Exports subtracted 0.35 percentage points from Q4 GDP growth, a sharp reversal from the 1.0 percentage point contribution in Q3. The intellectual property services revision was the primary driver, reflecting updated international transactions data that showed weaker cross-border licensing receipts than the advance estimate assumed.
Government spending subtracted 1.0 percentage point from Q4 growth — a swing of 1.4 percentage points from Q3's modest positive contribution. This reflects both the shutdown's direct impact on federal output and the downward revision to state and local construction activity.

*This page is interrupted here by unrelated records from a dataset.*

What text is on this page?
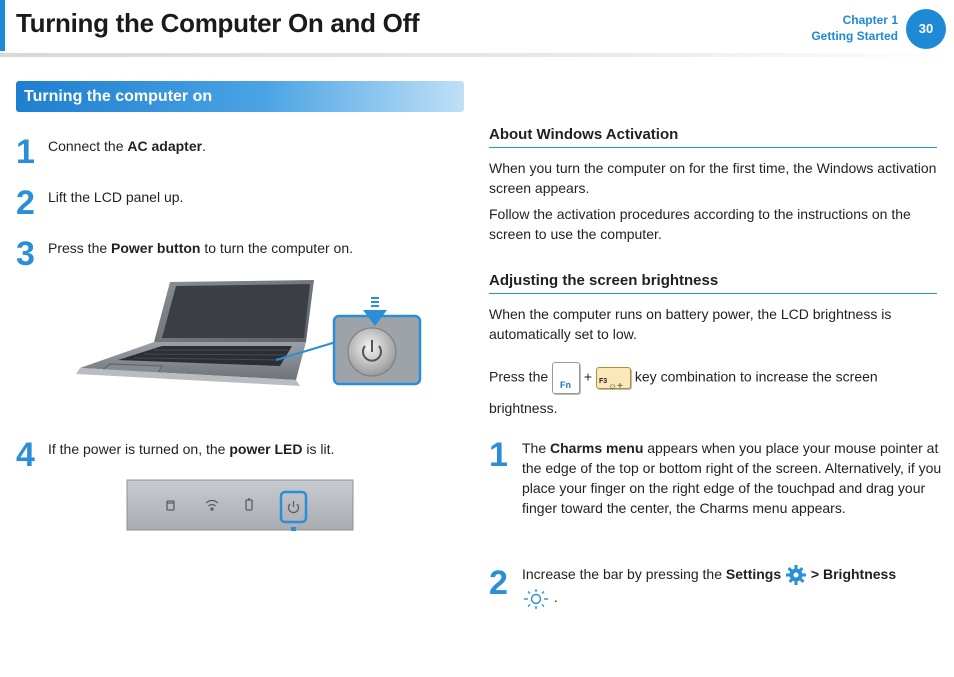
Turning the Computer On and Off	Chapter 1
Getting Started	30
Turning the computer on
1 Connect the AC adapter.
2 Lift the LCD panel up.
3 Press the Power button to turn the computer on.
4 If the power is turned on, the power LED is lit.
About Windows Activation

When you turn the computer on for the first time, the Windows activation screen appears.

Follow the activation procedures according to the instructions on the screen to use the computer.

Adjusting the screen brightness

When the computer runs on battery power, the LCD brightness is automatically set to low.

Press the
Fn
+ F3 ☼+
key combination to increase the screen brightness.
1 The Charms menu appears when you place your mouse pointer at the edge of the top or bottom right of the screen. Alternatively, if you place your finger on the right edge of the touchpad and drag your finger toward the center, the Charms menu appears.
2 Increase the bar by pressing the Settings  > Brightness
.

GDP Growth and Component Contributions
Percentage point contributions to real GDP growth, SAAR
Does the Revision Change the Story?
The revision from 1.4% to 0.7% is significant enough to change the narrative. The advance estimate portrayed Q4 as a soft but respectable landing after Q3's robust 4.4% expansion. The second estimate reframes Q4 as a notably weak quarter — one of the softer readings of the post-pandemic expansion — even after accounting for the approximately 1.0 percentage point shutdown drag.
For the full year, 2025 real GDP growth of 2.1% is a step down from the 2.9% pace recorded in 2023 and the stronger quarters of 2024, though it remains positive and above the long-run potential growth estimates of most forecasters. The Q4 weakness, driven partly by a one-time government disruption and partly by genuine deceleration in consumer services spending, sets a lower base heading into 2025.
The third and final estimate for Q4 2025 GDP is scheduled for April 9, 2026, and will be the first release to incorporate corporate profits data — a key input for equity analysts assessing margin trends. Watch whether the corporate profits figure confirms the consumer spending deceleration by showing margin compression in consumer-facing industries, or whether profit growth held up through cost discipline. Additionally, any further revision to the healthcare services component from updated QSS data will determine whether the Q4 consumer spending weakness was a data artifact or a genuine softening in household demand for medical services.